Using “Lord of the Sabbath” to imply cancellation
Freedom In Yeshua Ministries words:
“He is Lord of the Sabbath… therefore fulfilled in him.”
The issue: Being “Lord” means authority over the day, not the end of the day. Matthew 5:17–19 says nothing passes from the law until heaven and earth pass. Fulfillment brings the command to its fullest meaning, it doesn’t erase it.
Reframing the Sabbath as a “courtroom verdict” instead of a creation covenant
Freedom In Yeshua Ministries words:
“The Sabbath is a legal declaration, a verdict, not a calendar day.”
The issue: While the Sabbath does declare Yahuah’s completed work, it is also a literal, recurring seventh day rest. Exodus 20:8–11 grounds Sabbath in creation itself. Her focus on symbolism strips away the weekly practice that Yahuah commanded and sanctified for His people.

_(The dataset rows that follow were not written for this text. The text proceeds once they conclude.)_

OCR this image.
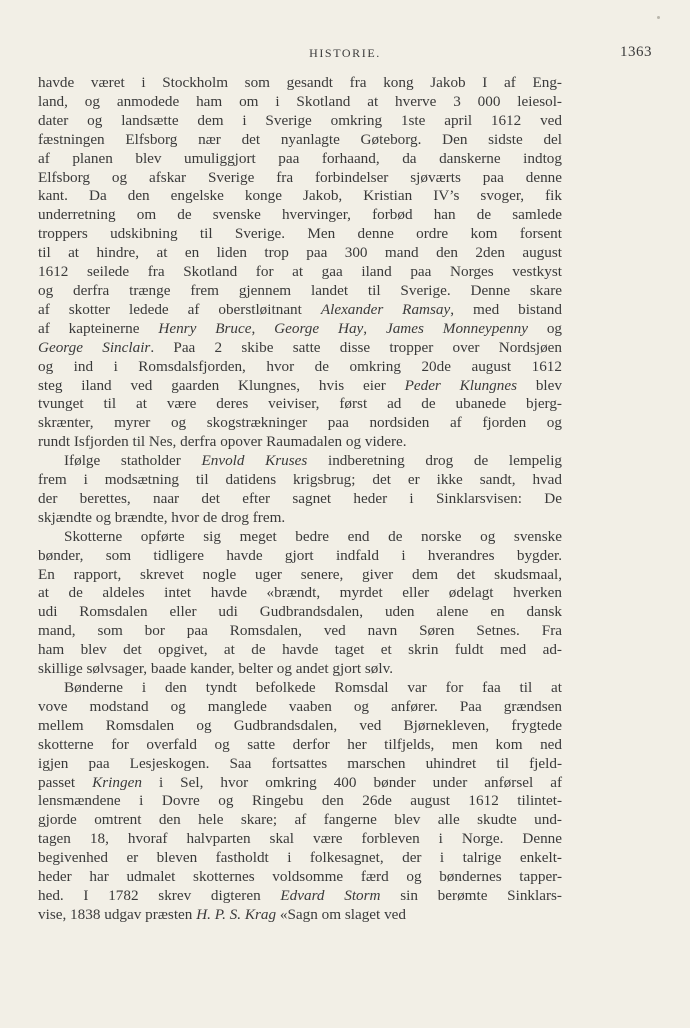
HISTORIE.	1363
havde været i Stockholm som gesandt fra kong Jakob I af Eng-
land, og anmodede ham om i Skotland at hverve 3 000 leiesol-
dater og landsætte dem i Sverige omkring 1ste april 1612 ved
fæstningen Elfsborg nær det nyanlagte Gøteborg. Den sidste del
af planen blev umuliggjort paa forhaand, da danskerne indtog
Elfsborg og afskar Sverige fra forbindelser sjøværts paa denne
kant. Da den engelske konge Jakob, Kristian IV’s svoger, fik
underretning om de svenske hvervinger, forbød han de samlede
troppers udskibning til Sverige. Men denne ordre kom forsent
til at hindre, at en liden trop paa 300 mand den 2den august
1612 seilede fra Skotland for at gaa iland paa Norges vestkyst
og derfra trænge frem gjennem landet til Sverige. Denne skare
af skotter ledede af oberstløitnant Alexander Ramsay, med bistand
af kapteinerne Henry Bruce, George Hay, James Monneypenny og
George Sinclair. Paa 2 skibe satte disse tropper over Nordsjøen
og ind i Romsdalsfjorden, hvor de omkring 20de august 1612
steg iland ved gaarden Klungnes, hvis eier Peder Klungnes blev
tvunget til at være deres veiviser, først ad de ubanede bjerg-
skrænter, myrer og skogstrækninger paa nordsiden af fjorden og
rundt Isfjorden til Nes, derfra opover Raumadalen og videre.
Ifølge statholder Envold Kruses indberetning drog de lempelig
frem i modsætning til datidens krigsbrug; det er ikke sandt, hvad
der berettes, naar det efter sagnet heder i Sinklarsvisen: De
skjændte og brændte, hvor de drog frem.
Skotterne opførte sig meget bedre end de norske og svenske
bønder, som tidligere havde gjort indfald i hverandres bygder.
En rapport, skrevet nogle uger senere, giver dem det skudsmaal,
at de aldeles intet havde «brændt, myrdet eller ødelagt hverken
udi Romsdalen eller udi Gudbrandsdalen, uden alene en dansk
mand, som bor paa Romsdalen, ved navn Søren Setnes. Fra
ham blev det opgivet, at de havde taget et skrin fuldt med ad-
skillige sølvsager, baade kander, belter og andet gjort sølv.
Bønderne i den tyndt befolkede Romsdal var for faa til at
vove modstand og manglede vaaben og anfører. Paa grændsen
mellem Romsdalen og Gudbrandsdalen, ved Bjørnekleven, frygtede
skotterne for overfald og satte derfor her tilfjelds, men kom ned
igjen paa Lesjeskogen. Saa fortsattes marschen uhindret til fjeld-
passet Kringen i Sel, hvor omkring 400 bønder under anførsel af
lensmændene i Dovre og Ringebu den 26de august 1612 tilintet-
gjorde omtrent den hele skare; af fangerne blev alle skudte und-
tagen 18, hvoraf halvparten skal være forbleven i Norge. Denne
begivenhed er bleven fastholdt i folkesagnet, der i talrige enkelt-
heder har udmalet skotternes voldsomme færd og bøndernes tapper-
hed. I 1782 skrev digteren Edvard Storm sin berømte Sinklars-
vise, 1838 udgav præsten H. P. S. Krag «Sagn om slaget ved
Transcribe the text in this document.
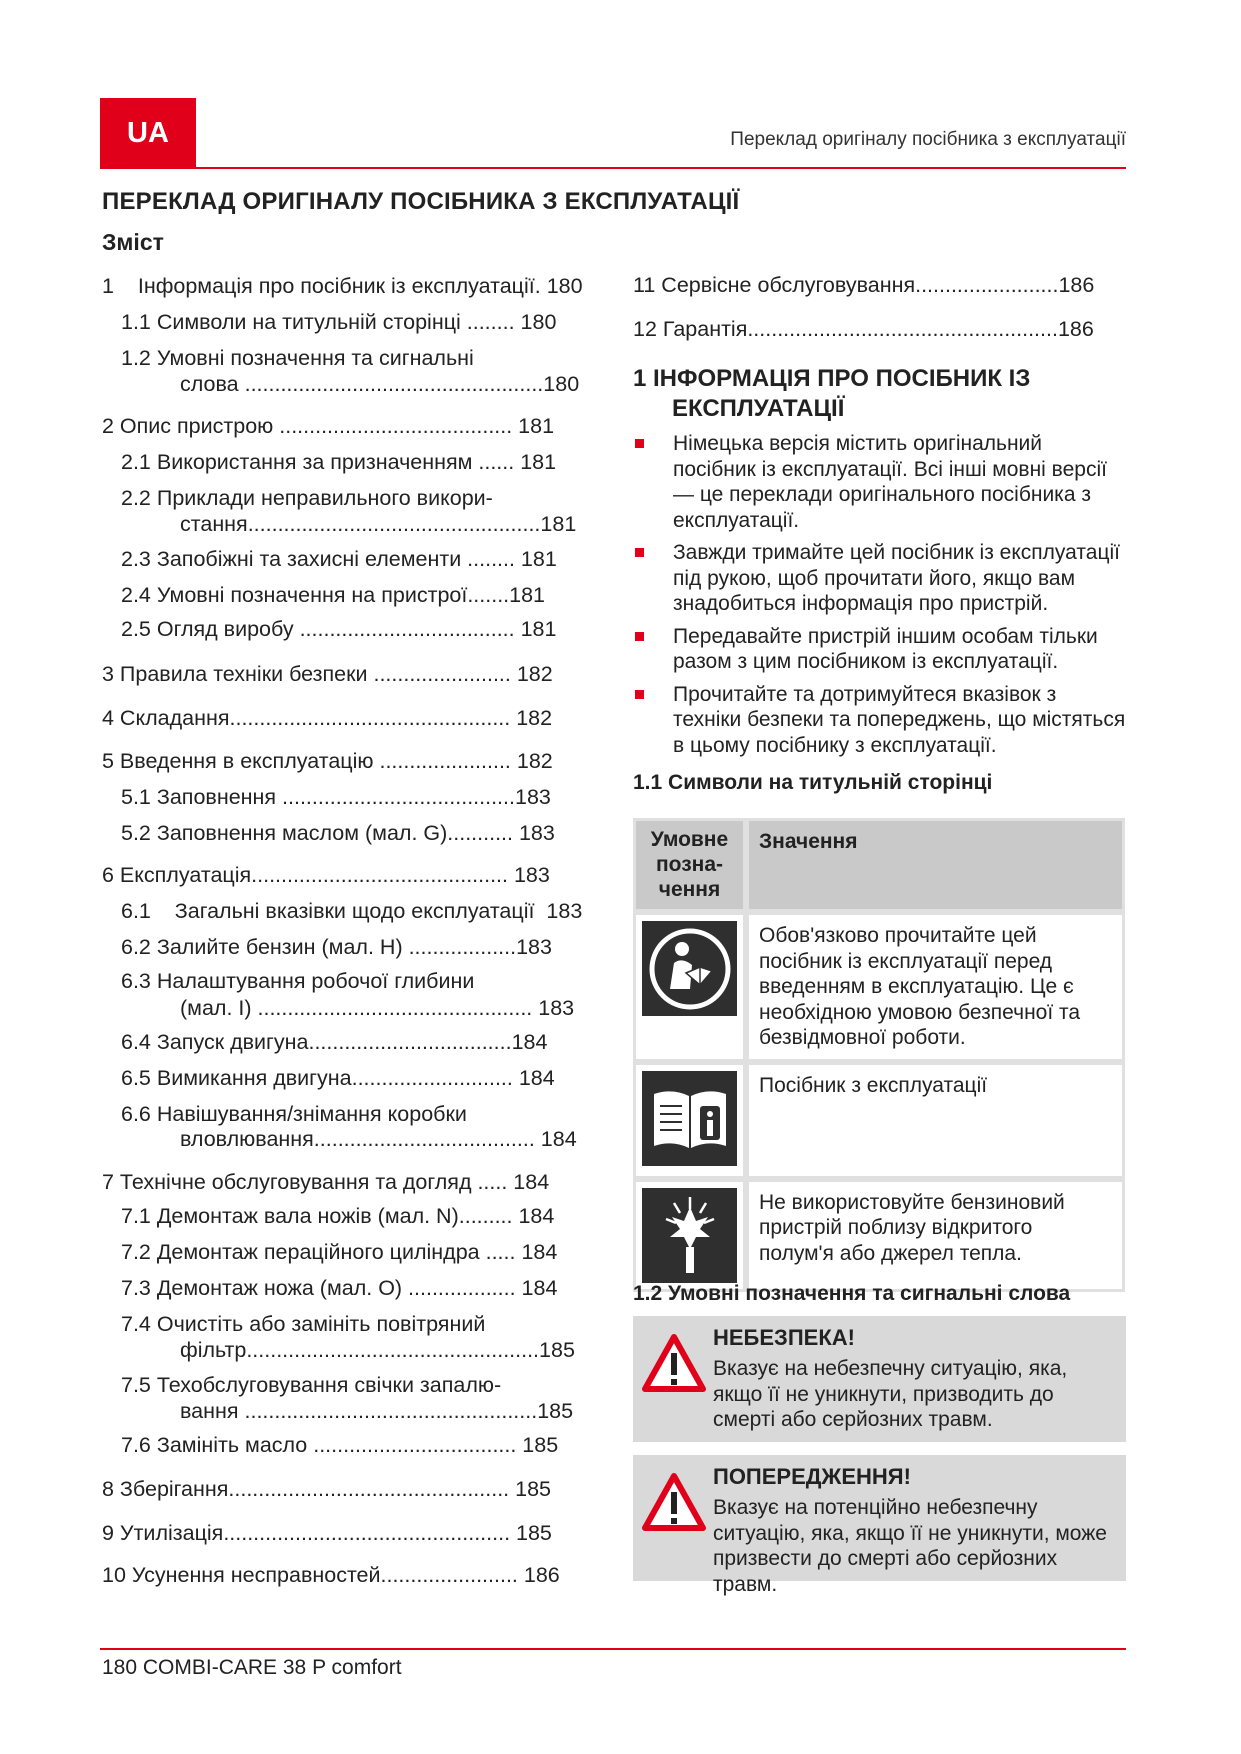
UA	Переклад оригіналу посібника з експлуатації
ПЕРЕКЛАД ОРИГІНАЛУ ПОСІБНИКА З ЕКСПЛУАТАЦІЇ
Зміст
1    Інформація про посібник із експлуатації. 180
1.1 Символи на титульній сторінці ........ 180
1.2 Умовні позначення та сигнальні
слова ..................................................180
2 Опис пристрою ....................................... 181
2.1 Використання за призначенням ...... 181
2.2 Приклади неправильного викори-
стання.................................................181
2.3 Запобіжні та захисні елементи ........ 181
2.4 Умовні позначення на пристрої.......181
2.5 Огляд виробу .................................... 181
3 Правила техніки безпеки ....................... 182
4 Складання............................................... 182
5 Введення в експлуатацію ...................... 182
5.1 Заповнення .......................................183
5.2 Заповнення маслом (мал. G)........... 183
6 Експлуатація........................................... 183
6.1    Загальні вказівки щодо експлуатації  183
6.2 Залийте бензин (мал. H) ..................183
6.3 Налаштування робочої глибини
(мал. I) .............................................. 183
6.4 Запуск двигуна..................................184
6.5 Вимикання двигуна........................... 184
6.6 Навішування/знімання коробки
вловлювання..................................... 184
7 Технічне обслуговування та догляд ..... 184
7.1 Демонтаж вала ножів (мал. N)......... 184
7.2 Демонтаж пераційного циліндра ..... 184
7.3 Демонтаж ножа (мал. O) .................. 184
7.4 Очистіть або замініть повітряний
фільтр.................................................185
7.5 Техобслуговування свічки запалю-
вання .................................................185
7.6 Замініть масло .................................. 185
8 Зберігання............................................... 185
9 Утилізація................................................ 185
10 Усунення несправностей....................... 186
11 Сервісне обслуговування........................186
12 Гарантія....................................................186
1 ІНФОРМАЦІЯ ПРО ПОСІБНИК ІЗ
ЕКСПЛУАТАЦІЇ
Німецька версія містить оригінальний посібник із експлуатації. Всі інші мовні версії — це переклади оригінального посібника з експлуатації.
Завжди тримайте цей посібник із експлуатації під рукою, щоб прочитати його, якщо вам знадобиться інформація про пристрій.
Передавайте пристрій іншим особам тільки разом з цим посібником із експлуатації.
Прочитайте та дотримуйтеся вказівок з техніки безпеки та попереджень, що містяться в цьому посібнику з експлуатації.
1.1 Символи на титульній сторінці
Умовне позна-чення	Значення

	Обов'язково прочитайте цей посібник із експлуатації перед введенням в експлуатацію. Це є необхідною умовою безпечної та безвідмовної роботи.

	Посібник з експлуатації

	Не використовуйте бензиновий пристрій поблизу відкритого полум'я або джерел тепла.
1.2 Умовні позначення та сигнальні слова
НЕБЕЗПЕКА!
Вказує на небезпечну ситуацію, яка, якщо її не уникнути, призводить до смерті або серйозних травм.
ПОПЕРЕДЖЕННЯ!
Вказує на потенційно небезпечну ситуацію, яка, якщо її не уникнути, може призвести до смерті або серйозних травм.
180 COMBI-CARE 38 P comfort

Misunderstanding how the law of the Spirit applies the law through love
Freedom In Yeshua Ministries words:
“The Spirit fulfills the law in us… it’s not about going back under the yoke of the Mosaic system.”
The issue: The Spirit applies Torah with love, not as a rigid letter without mercy. Yahusha gave examples:
Ox in the ditch: The law says “do no work” on Sabbath, but love rescues the ox because mercy preserves life (Luke 14:5; Matthew 12:11–12).

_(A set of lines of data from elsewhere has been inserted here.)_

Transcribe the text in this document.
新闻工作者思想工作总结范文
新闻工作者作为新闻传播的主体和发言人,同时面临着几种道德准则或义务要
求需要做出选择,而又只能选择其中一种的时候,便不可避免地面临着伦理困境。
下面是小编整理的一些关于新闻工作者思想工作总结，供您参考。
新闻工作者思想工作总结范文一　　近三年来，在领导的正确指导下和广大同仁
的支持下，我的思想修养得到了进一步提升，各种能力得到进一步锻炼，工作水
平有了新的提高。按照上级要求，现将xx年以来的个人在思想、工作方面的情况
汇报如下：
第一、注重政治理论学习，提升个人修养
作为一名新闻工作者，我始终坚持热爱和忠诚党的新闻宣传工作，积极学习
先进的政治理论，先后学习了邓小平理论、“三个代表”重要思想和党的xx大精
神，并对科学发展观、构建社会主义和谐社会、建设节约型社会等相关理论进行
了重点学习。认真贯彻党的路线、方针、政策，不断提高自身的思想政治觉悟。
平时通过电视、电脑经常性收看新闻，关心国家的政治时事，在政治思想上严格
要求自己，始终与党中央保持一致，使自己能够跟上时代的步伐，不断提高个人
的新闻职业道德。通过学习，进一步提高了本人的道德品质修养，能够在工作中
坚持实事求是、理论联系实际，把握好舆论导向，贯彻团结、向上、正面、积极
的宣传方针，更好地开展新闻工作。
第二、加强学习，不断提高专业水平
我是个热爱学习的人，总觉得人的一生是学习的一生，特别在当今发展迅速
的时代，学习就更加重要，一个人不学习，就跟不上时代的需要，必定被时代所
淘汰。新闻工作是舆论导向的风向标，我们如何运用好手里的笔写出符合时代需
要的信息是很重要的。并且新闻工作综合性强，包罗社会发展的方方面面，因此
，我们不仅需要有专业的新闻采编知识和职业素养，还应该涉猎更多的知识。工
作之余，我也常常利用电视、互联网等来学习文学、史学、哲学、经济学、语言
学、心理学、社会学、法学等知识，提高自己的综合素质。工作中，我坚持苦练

David and the showbread: The law says only priests may eat it, but love allowed David’s men to eat when starving (Matthew 12:3–4).
Priests on Sabbath: They “profane” it by working in the temple, yet are blameless because the work serves Yahuah’s purpose (Matthew 12:5).
These examples show the Spirit never nullifies Torah, it applies it in a way that protects life and reflects Yahuah’s heart.
The law is good if used properly
Freedom In Yeshua Ministries words:
She implies that using the law for literal obedience is “legalism.”
The issue: 1 Timothy 1:8 says “the law is good, if a man use it lawfully.” The problem is not the law itself, but misusing it, either by trying to earn salvation through it, or by discarding it altogether. She and others misapply the law by spiritualizing it into something with no binding commands, which is not how scripture treats it.
Her teaching blurs the clear line between the written commands of Yahuah and the inward work of His Spirit, reducing obedience to a matter of sentiment rather than action. By turning the Sabbath into a metaphor and the law into an abstract “relationship,” she strips away the covenant markers Yahuah gave to identify His people. The Spirit does not replace Torah; it writes the same Torah on the heart and empowers its proper use through love, mercy, and justice. The law is good if used lawfully, and when applied by the Spirit it preserves life, reflects Yahuah’s character, and remains the standard of righteousness for His people.